Conor William Howard

  • Fellowship year:2025-2026
  • University: Indiana University
  • Dissertation Topic/Category: United States
  • Dissertation Title: Imagined Homelands: Settler Indigeneity and the Relationship Between Communities and Spaces in Maine and New Brunswick, c.1783-1842
  • “Imagined Homelands” examines how settlers in Maine and New Brunswick developed connections to the places they claimed as homelands and to the empires for which they held allegiance. This project explores a wide range of social, political, cultural and especially environmental factors that led some settlers to view themselves as the rightful claimants to lands taken from Indigenous peoples.
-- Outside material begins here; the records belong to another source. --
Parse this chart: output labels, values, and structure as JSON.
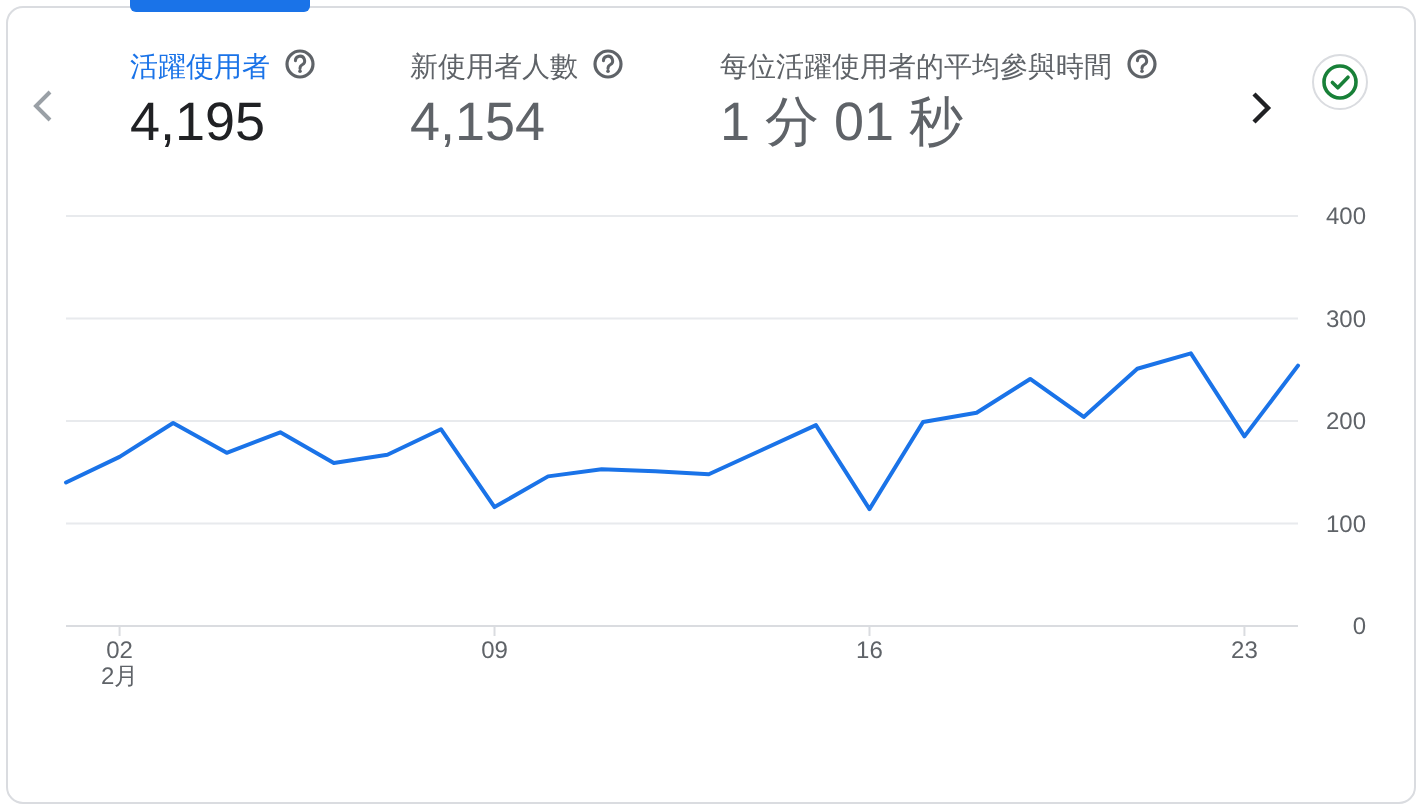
{
  "chart_data": {
    "type": "line",
    "annotations": [
      "活躍使用者",
      "4,195",
      "新使用者人數",
      "4,154",
      "每位活躍使用者的平均參與時間",
      "1 分 01 秒"
    ],
    "x": [
      "--02-01",
      "--02-02",
      "--02-03",
      "--02-04",
      "--02-05",
      "--02-06",
      "--02-07",
      "--02-08",
      "--02-09",
      "--02-10",
      "--02-11",
      "--02-12",
      "--02-13",
      "--02-14",
      "--02-15",
      "--02-16",
      "--02-17",
      "--02-18",
      "--02-19",
      "--02-20",
      "--02-21",
      "--02-22",
      "--02-23",
      "--02-24"
    ],
    "series": [
      {
        "color": "#1a73e8",
        "values": [
          140,
          165,
          198,
          169,
          189,
          159,
          167,
          192,
          116,
          146,
          153,
          151,
          148,
          172,
          196,
          114,
          199,
          208,
          241,
          204,
          251,
          266,
          185,
          254
        ]
      }
    ],
    "xlim": [
      "--02-01",
      "--02-24"
    ],
    "xticks": [
      {
        "value": "--02-02",
        "label": "02\n2月"
      },
      {
        "value": "--02-09",
        "label": "09"
      },
      {
        "value": "--02-16",
        "label": "16"
      },
      {
        "value": "--02-23",
        "label": "23"
      }
    ],
    "ylim": [
      0,
      400
    ],
    "yticks": [
      0,
      100,
      200,
      300,
      400
    ],
    "grid": "y"
  }
}
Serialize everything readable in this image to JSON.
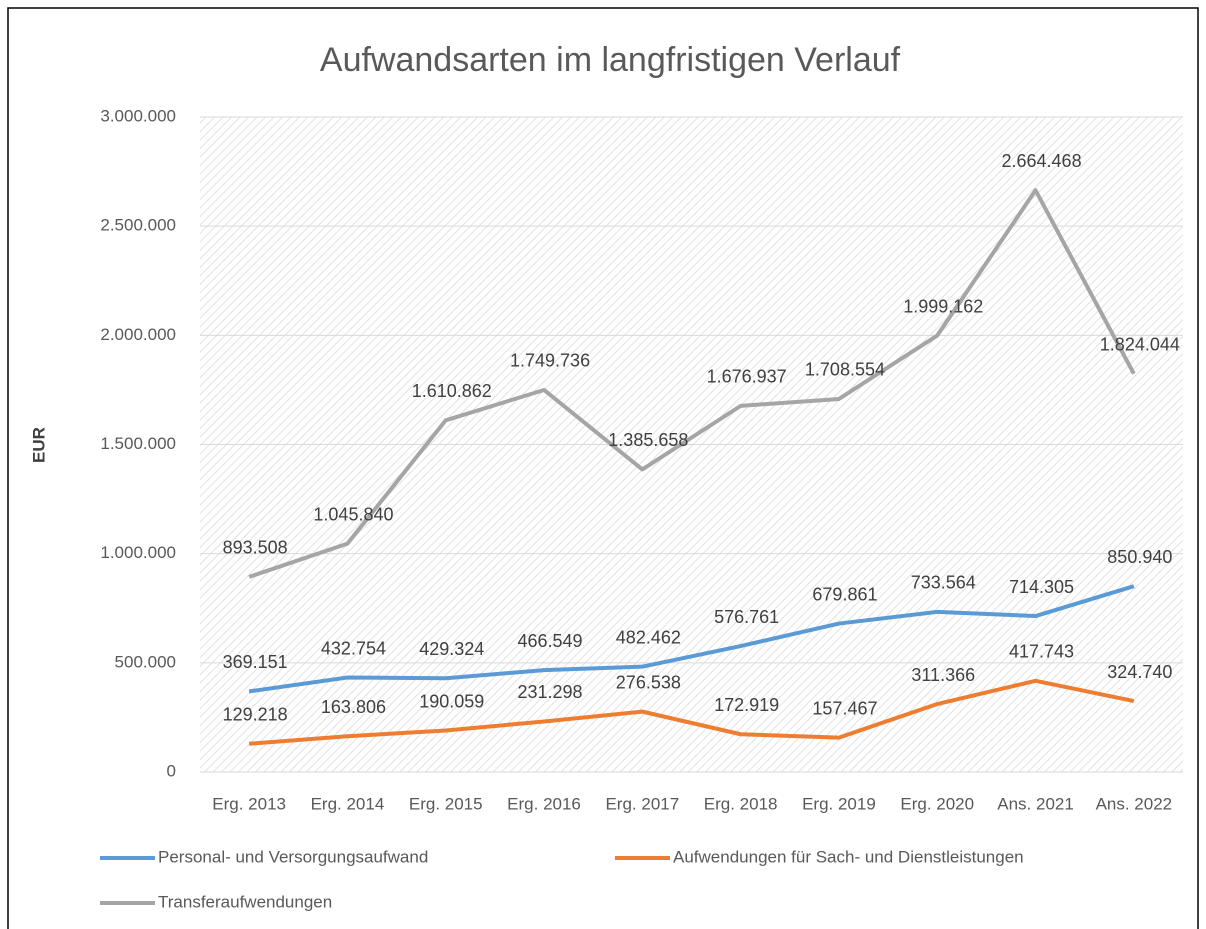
{
  "chart_data": {
    "type": "line",
    "title": "Aufwandsarten im langfristigen Verlauf",
    "y_label": "EUR",
    "categories": [
      "Erg. 2013",
      "Erg. 2014",
      "Erg. 2015",
      "Erg. 2016",
      "Erg. 2017",
      "Erg. 2018",
      "Erg. 2019",
      "Erg. 2020",
      "Ans. 2021",
      "Ans. 2022"
    ],
    "series": [
      {
        "name": "Personal- und Versorgungsaufwand",
        "color": "#5b9bd5",
        "values": [
          369151,
          432754,
          429324,
          466549,
          482462,
          576761,
          679861,
          733564,
          714305,
          850940
        ],
        "value_labels": [
          "369.151",
          "432.754",
          "429.324",
          "466.549",
          "482.462",
          "576.761",
          "679.861",
          "733.564",
          "714.305",
          "850.940"
        ]
      },
      {
        "name": "Aufwendungen für Sach- und Dienstleistungen",
        "color": "#ed7d31",
        "values": [
          129218,
          163806,
          190059,
          231298,
          276538,
          172919,
          157467,
          311366,
          417743,
          324740
        ],
        "value_labels": [
          "129.218",
          "163.806",
          "190.059",
          "231.298",
          "276.538",
          "172.919",
          "157.467",
          "311.366",
          "417.743",
          "324.740"
        ]
      },
      {
        "name": "Transferaufwendungen",
        "color": "#a5a5a5",
        "values": [
          893508,
          1045840,
          1610862,
          1749736,
          1385658,
          1676937,
          1708554,
          1999162,
          2664468,
          1824044
        ],
        "value_labels": [
          "893.508",
          "1.045.840",
          "1.610.862",
          "1.749.736",
          "1.385.658",
          "1.676.937",
          "1.708.554",
          "1.999.162",
          "2.664.468",
          "1.824.044"
        ]
      }
    ],
    "ylim": [
      0,
      3000000
    ],
    "yticks": [
      0,
      {
        "value": 500000,
        "label": "500.000"
      },
      {
        "value": 1000000,
        "label": "1.000.000"
      },
      {
        "value": 1500000,
        "label": "1.500.000"
      },
      {
        "value": 2000000,
        "label": "2.000.000"
      },
      {
        "value": 2500000,
        "label": "2.500.000"
      },
      {
        "value": 3000000,
        "label": "3.000.000"
      }
    ],
    "grid": true,
    "legend": "bottom"
  }
}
At the same time, my dissertation seeks to understand some of the factors which led to the cultural and political divergences of English-speaking North Americans in the United States and Canada in the late-eighteenth and early-nineteenth centuries and to provide a firmer understanding of how many North Americans of European ancestry have come to think of North America as “home.”
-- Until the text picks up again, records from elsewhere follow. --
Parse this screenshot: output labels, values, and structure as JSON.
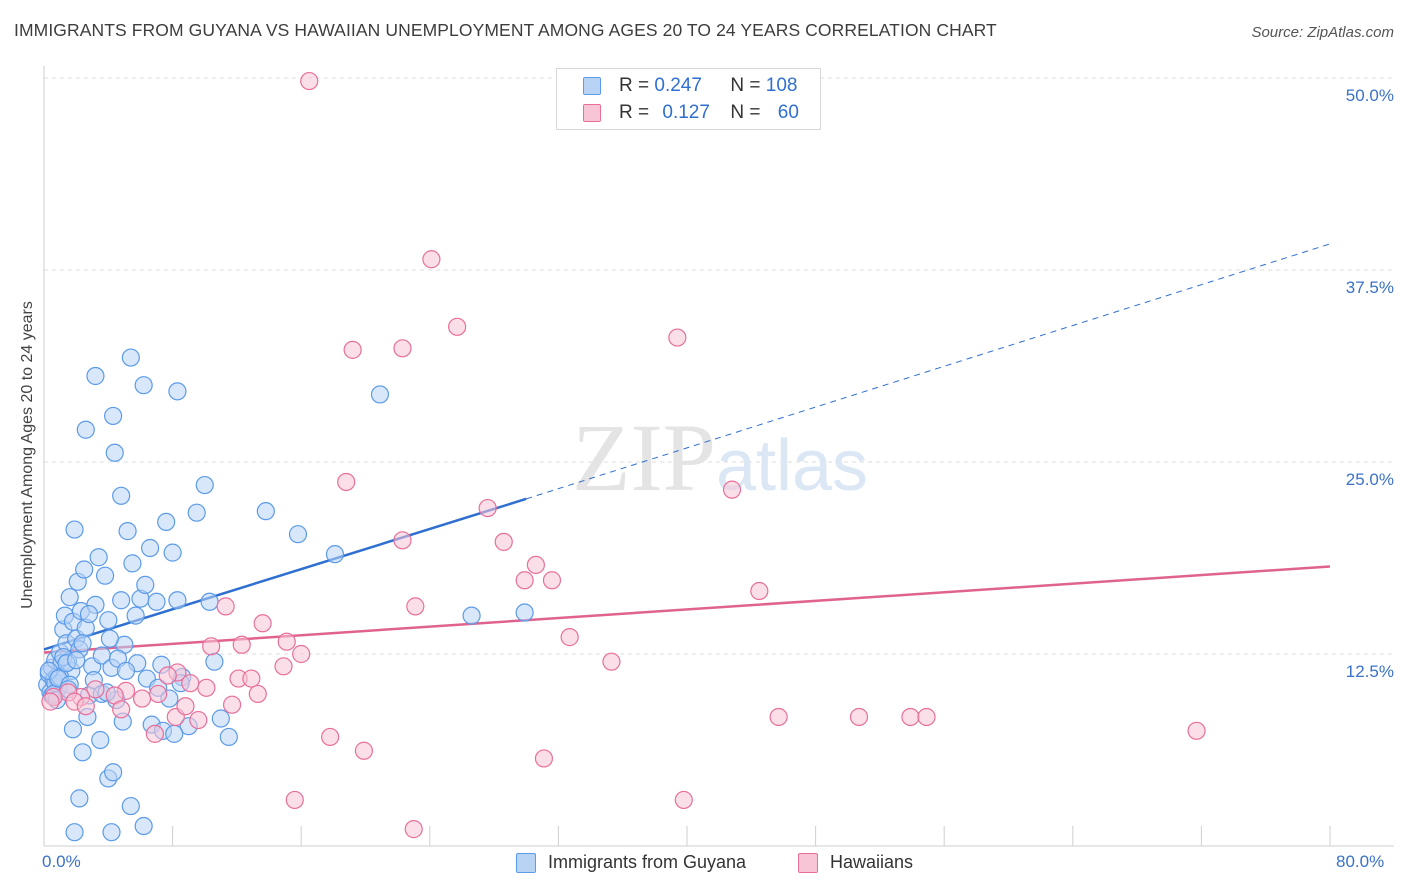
{
  "chart_data": {
    "type": "scatter",
    "title": "IMMIGRANTS FROM GUYANA VS HAWAIIAN UNEMPLOYMENT AMONG AGES 20 TO 24 YEARS CORRELATION CHART",
    "source": "Source: ZipAtlas.com",
    "xlabel": "",
    "ylabel": "Unemployment Among Ages 20 to 24 years",
    "xlim": [
      0,
      80
    ],
    "ylim": [
      0,
      50
    ],
    "x_tick_labels": [
      "0.0%",
      "80.0%"
    ],
    "y_ticks": [
      12.5,
      25.0,
      37.5,
      50.0
    ],
    "y_tick_labels": [
      "12.5%",
      "25.0%",
      "37.5%",
      "50.0%"
    ],
    "watermark": "ZIPatlas",
    "legend": {
      "r_label": "R =",
      "n_label": "N =",
      "entries": [
        {
          "name": "Immigrants from Guyana",
          "r": "0.247",
          "n": "108",
          "color": "#5b9be8",
          "fill": "#b9d3f5"
        },
        {
          "name": "Hawaiians",
          "r": "0.127",
          "n": "60",
          "color": "#e86f9a",
          "fill": "#f8c5d6"
        }
      ]
    },
    "series": [
      {
        "name": "Immigrants from Guyana",
        "color": "#5b9be8",
        "trend": {
          "x0": 0,
          "y0": 12.8,
          "x1": 30,
          "y1": 22.6,
          "dashed_to_x": 80,
          "dashed_to_y": 39.2,
          "color": "#2f6fd0"
        },
        "points": [
          [
            0.2,
            10.5
          ],
          [
            0.3,
            11.2
          ],
          [
            0.4,
            10.0
          ],
          [
            0.5,
            11.6
          ],
          [
            0.6,
            10.8
          ],
          [
            0.7,
            12.1
          ],
          [
            0.8,
            11.0
          ],
          [
            0.9,
            10.3
          ],
          [
            1.0,
            12.6
          ],
          [
            1.1,
            11.9
          ],
          [
            1.2,
            14.1
          ],
          [
            1.3,
            15.0
          ],
          [
            1.4,
            13.2
          ],
          [
            1.5,
            12.0
          ],
          [
            1.6,
            16.2
          ],
          [
            1.7,
            11.4
          ],
          [
            1.8,
            14.6
          ],
          [
            1.9,
            20.6
          ],
          [
            2.0,
            13.5
          ],
          [
            2.1,
            17.2
          ],
          [
            2.2,
            12.8
          ],
          [
            2.3,
            15.3
          ],
          [
            2.5,
            18.0
          ],
          [
            2.6,
            14.2
          ],
          [
            2.8,
            9.8
          ],
          [
            3.0,
            11.7
          ],
          [
            3.2,
            15.7
          ],
          [
            3.4,
            18.8
          ],
          [
            3.6,
            12.4
          ],
          [
            3.8,
            17.6
          ],
          [
            4.0,
            14.7
          ],
          [
            4.2,
            11.6
          ],
          [
            4.5,
            9.5
          ],
          [
            4.8,
            16.0
          ],
          [
            5.0,
            13.1
          ],
          [
            5.2,
            20.5
          ],
          [
            5.5,
            18.4
          ],
          [
            5.8,
            11.9
          ],
          [
            6.0,
            16.1
          ],
          [
            6.3,
            17.0
          ],
          [
            6.6,
            19.4
          ],
          [
            7.0,
            15.9
          ],
          [
            7.3,
            11.8
          ],
          [
            7.6,
            21.1
          ],
          [
            8.0,
            19.1
          ],
          [
            8.3,
            16.0
          ],
          [
            8.6,
            11.0
          ],
          [
            9.0,
            7.8
          ],
          [
            9.5,
            21.7
          ],
          [
            10.0,
            23.5
          ],
          [
            10.3,
            15.9
          ],
          [
            10.6,
            12.0
          ],
          [
            11.0,
            8.3
          ],
          [
            11.5,
            7.1
          ],
          [
            2.4,
            6.1
          ],
          [
            1.8,
            7.6
          ],
          [
            3.5,
            6.9
          ],
          [
            4.0,
            4.4
          ],
          [
            4.3,
            4.8
          ],
          [
            2.2,
            3.1
          ],
          [
            5.4,
            2.6
          ],
          [
            6.2,
            1.3
          ],
          [
            1.9,
            0.9
          ],
          [
            4.2,
            0.9
          ],
          [
            3.2,
            30.6
          ],
          [
            4.3,
            28.0
          ],
          [
            5.4,
            31.8
          ],
          [
            4.4,
            25.6
          ],
          [
            2.6,
            27.1
          ],
          [
            4.8,
            22.8
          ],
          [
            8.3,
            29.6
          ],
          [
            6.2,
            30.0
          ],
          [
            13.8,
            21.8
          ],
          [
            15.8,
            20.3
          ],
          [
            18.1,
            19.0
          ],
          [
            20.9,
            29.4
          ],
          [
            26.6,
            15.0
          ],
          [
            29.9,
            15.2
          ],
          [
            0.5,
            9.8
          ],
          [
            0.7,
            10.6
          ],
          [
            1.0,
            11.0
          ],
          [
            1.2,
            12.3
          ],
          [
            0.3,
            11.4
          ],
          [
            0.6,
            9.9
          ],
          [
            0.9,
            10.9
          ],
          [
            1.4,
            11.9
          ],
          [
            1.6,
            10.5
          ],
          [
            2.0,
            12.1
          ],
          [
            2.4,
            13.2
          ],
          [
            2.8,
            15.1
          ],
          [
            3.1,
            10.8
          ],
          [
            3.6,
            9.9
          ],
          [
            4.1,
            13.5
          ],
          [
            4.6,
            12.2
          ],
          [
            5.1,
            11.4
          ],
          [
            5.7,
            15.0
          ],
          [
            6.4,
            10.9
          ],
          [
            7.1,
            10.3
          ],
          [
            7.8,
            9.6
          ],
          [
            8.5,
            10.6
          ],
          [
            2.7,
            8.4
          ],
          [
            3.9,
            10.0
          ],
          [
            4.9,
            8.1
          ],
          [
            6.7,
            7.9
          ],
          [
            7.4,
            7.5
          ],
          [
            8.1,
            7.3
          ],
          [
            0.8,
            9.5
          ],
          [
            1.5,
            10.2
          ]
        ]
      },
      {
        "name": "Hawaiians",
        "color": "#e86f9a",
        "trend": {
          "x0": 0,
          "y0": 12.6,
          "x1": 80,
          "y1": 18.2,
          "color": "#e0638f"
        },
        "points": [
          [
            16.5,
            49.8
          ],
          [
            24.1,
            38.2
          ],
          [
            25.7,
            33.8
          ],
          [
            22.3,
            32.4
          ],
          [
            19.2,
            32.3
          ],
          [
            39.4,
            33.1
          ],
          [
            18.8,
            23.7
          ],
          [
            27.6,
            22.0
          ],
          [
            42.8,
            23.2
          ],
          [
            22.3,
            19.9
          ],
          [
            28.6,
            19.8
          ],
          [
            29.9,
            17.3
          ],
          [
            30.6,
            18.3
          ],
          [
            31.6,
            17.3
          ],
          [
            44.5,
            16.6
          ],
          [
            11.3,
            15.6
          ],
          [
            23.1,
            15.6
          ],
          [
            13.6,
            14.5
          ],
          [
            32.7,
            13.6
          ],
          [
            35.3,
            12.0
          ],
          [
            15.1,
            13.3
          ],
          [
            16.0,
            12.5
          ],
          [
            10.4,
            13.0
          ],
          [
            12.3,
            13.1
          ],
          [
            14.9,
            11.7
          ],
          [
            12.1,
            10.9
          ],
          [
            12.9,
            10.9
          ],
          [
            8.3,
            11.3
          ],
          [
            9.1,
            10.6
          ],
          [
            11.7,
            9.2
          ],
          [
            13.3,
            9.9
          ],
          [
            10.1,
            10.3
          ],
          [
            7.7,
            11.1
          ],
          [
            5.1,
            10.1
          ],
          [
            6.1,
            9.6
          ],
          [
            7.1,
            9.9
          ],
          [
            8.2,
            8.4
          ],
          [
            8.8,
            9.1
          ],
          [
            9.6,
            8.2
          ],
          [
            4.4,
            9.8
          ],
          [
            3.2,
            10.2
          ],
          [
            2.3,
            9.7
          ],
          [
            1.5,
            10.0
          ],
          [
            0.6,
            9.7
          ],
          [
            0.4,
            9.4
          ],
          [
            1.9,
            9.4
          ],
          [
            2.6,
            9.1
          ],
          [
            4.8,
            8.9
          ],
          [
            45.7,
            8.4
          ],
          [
            50.7,
            8.4
          ],
          [
            53.9,
            8.4
          ],
          [
            54.9,
            8.4
          ],
          [
            71.7,
            7.5
          ],
          [
            17.8,
            7.1
          ],
          [
            19.9,
            6.2
          ],
          [
            31.1,
            5.7
          ],
          [
            15.6,
            3.0
          ],
          [
            23.0,
            1.1
          ],
          [
            39.8,
            3.0
          ],
          [
            6.9,
            7.3
          ]
        ]
      }
    ]
  }
}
    Moreover, it focuses on the intersection of landscape, culture, and settler understandings of ecology and climate to investigate how Mainers and New Brunswickers mobilized beliefs about land use, history, and political identity to stake their claim to land. Overall, I argue that Euro-American claims to land lie not only in spurious, imported, legal arguments and systematic disavowal of Indigenous presence, but also in a far-reaching cultural and intellectual reimaging of space and of place. Moreover, these claims are built upon settlers coming to view their claimed homelands—places like Maine and New Brunswick—as fundamentally distinct from the Indigenous Wabanakia (Dawnland) which occupies the same physical space, as they reimagined Indigenous spaces as settler homelands. Through this process, settlers strove to lay claims to land not merely as conquerors or through legal frameworks where in the users and improvers of land could claim it as their own, but rather by imagining or presenting themselves as the true first inhabitants of their imagined, often idealized visions of North America.